Et quand, par miracle, l’argent arrive, on doute. On se demande si ce n’est pas une erreur, on est tenté d’écrire à son client pour lui dire : “Merci beaucoup, vraiment, mille fois.” Comme si on avait reçu une bourse.
Pendant ce temps, on fait les comptes à la louche. On vit sur des colonnes “en attente” dans des tableurs couleur déprime, on apprend à calculer un 45 jours fin de mois en se demandant si on a signé un pacte avec le Diable. On s’invente des équations instables : “Si Machin me paye avant jeudi, je règle URSSAF + charges copro + je peux aller au resto”.
Mes profs de maths seraient fiers.
Ou atterrés.
Le freelance vit aussi avec cette certitude étrange que tout peut s’arrêter du jour au lendemain. Alors il prend tout : les briefs flous, les budgets serrés, les clients qui sentent les emmerdes à 800 mètres. Parce que si ce n’est pas lui, quelqu’un d’autre sur Malt le fera à sa place.
Ah, Malt. La grande foire aux bestiaux du freelance moderne. Il faut expliquer pourquoi on est "le bon profil pour cette mission", en 700 caractères. Il faut se vendre, montrer ses success cases, se résumer en mots-clés. Journaliste, rédacteur, expert SEO, UX writer, storyteller, créatif, réactif, positif, proactif. Et souriant, surtout. Parce qu’on est noté, ranké comme un vieux frigo sur Darty.

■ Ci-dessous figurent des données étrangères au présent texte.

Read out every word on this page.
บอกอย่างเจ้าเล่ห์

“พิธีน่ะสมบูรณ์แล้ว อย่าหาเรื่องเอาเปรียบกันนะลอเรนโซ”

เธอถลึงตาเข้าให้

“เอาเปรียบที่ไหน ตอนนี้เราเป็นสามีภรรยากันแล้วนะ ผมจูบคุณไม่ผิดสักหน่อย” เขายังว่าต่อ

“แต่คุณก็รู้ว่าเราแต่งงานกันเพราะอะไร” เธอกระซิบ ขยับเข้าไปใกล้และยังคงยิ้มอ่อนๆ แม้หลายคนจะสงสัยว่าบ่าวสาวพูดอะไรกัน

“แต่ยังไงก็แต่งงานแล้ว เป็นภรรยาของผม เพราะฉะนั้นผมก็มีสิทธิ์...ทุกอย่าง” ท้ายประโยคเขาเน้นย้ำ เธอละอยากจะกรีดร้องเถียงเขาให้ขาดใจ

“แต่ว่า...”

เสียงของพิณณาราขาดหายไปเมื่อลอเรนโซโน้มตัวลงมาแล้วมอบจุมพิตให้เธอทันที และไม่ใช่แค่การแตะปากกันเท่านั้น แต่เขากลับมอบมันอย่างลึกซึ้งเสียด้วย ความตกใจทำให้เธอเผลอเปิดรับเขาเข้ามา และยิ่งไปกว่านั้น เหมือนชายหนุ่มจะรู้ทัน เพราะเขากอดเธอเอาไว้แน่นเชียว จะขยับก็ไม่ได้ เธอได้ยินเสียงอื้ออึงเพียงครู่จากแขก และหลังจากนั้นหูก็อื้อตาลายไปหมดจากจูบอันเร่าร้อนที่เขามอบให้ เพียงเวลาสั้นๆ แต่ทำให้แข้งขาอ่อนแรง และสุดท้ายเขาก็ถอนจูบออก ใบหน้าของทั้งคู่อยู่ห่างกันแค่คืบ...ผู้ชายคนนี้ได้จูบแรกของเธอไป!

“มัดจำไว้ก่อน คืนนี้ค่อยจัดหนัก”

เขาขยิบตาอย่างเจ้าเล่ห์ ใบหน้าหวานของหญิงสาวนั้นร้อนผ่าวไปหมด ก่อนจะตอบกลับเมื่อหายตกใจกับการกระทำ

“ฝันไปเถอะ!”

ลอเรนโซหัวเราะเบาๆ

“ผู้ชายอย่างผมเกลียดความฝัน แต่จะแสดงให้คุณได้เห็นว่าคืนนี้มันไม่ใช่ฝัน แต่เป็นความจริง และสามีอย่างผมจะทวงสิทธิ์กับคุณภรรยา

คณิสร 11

Moi, je suis une épouvantable freelance parce que je déteste prospecter. Ça me donne l'impression de faire la manche. Aller proposer mes services à quelqu'un qui ne m'a rien demandé, c'est au-dessus de mes forces. On a dû trop me répéter quand j’étais petite que c’était mal élevé de réclamer. Résultat, j’écris des articles dans l’ombre en espérant que quelqu’un, quelque part, devine que j’existe.
Et pourtant, ce statut, je l’aime. Parce que je n’ai toujours pas trouvé d’alternative crédible à cette illusion de liberté. Et quand le doute me ronge, quand je me demande si j’ai raté le grand train de la vie, je fais ce que tout freelance normalement constitué devrait faire :
Je monte dans la ligne 13 à 8h45.
Je me fais broyer les côtes et j’exerce mon apnée en observant les regards vides, les traits tirés. Ce ballet silencieux de gens qui s’apprêtent à dire “Bonjour, vous avez deux minutes ?” à des collègues qu’ils méprisent.
Et là, comme par magie, ma liberté low cost reprend des couleurs. Je pense à leurs “points rapides” qui durent 1h20, à leur job qui est le même chaque jour de l’année, à leurs 2 semaines de congés qu’ils attendent depuis 8 mois, à devoir m’habiller tous les matins.
Alors oui, ce n’est pas parfait. Mais je suis à mon rythme, et je peux prendre l’avion le mardi.
Avec les retraités.
Je suis freelance, ou très en avance sur ma fin de carrière.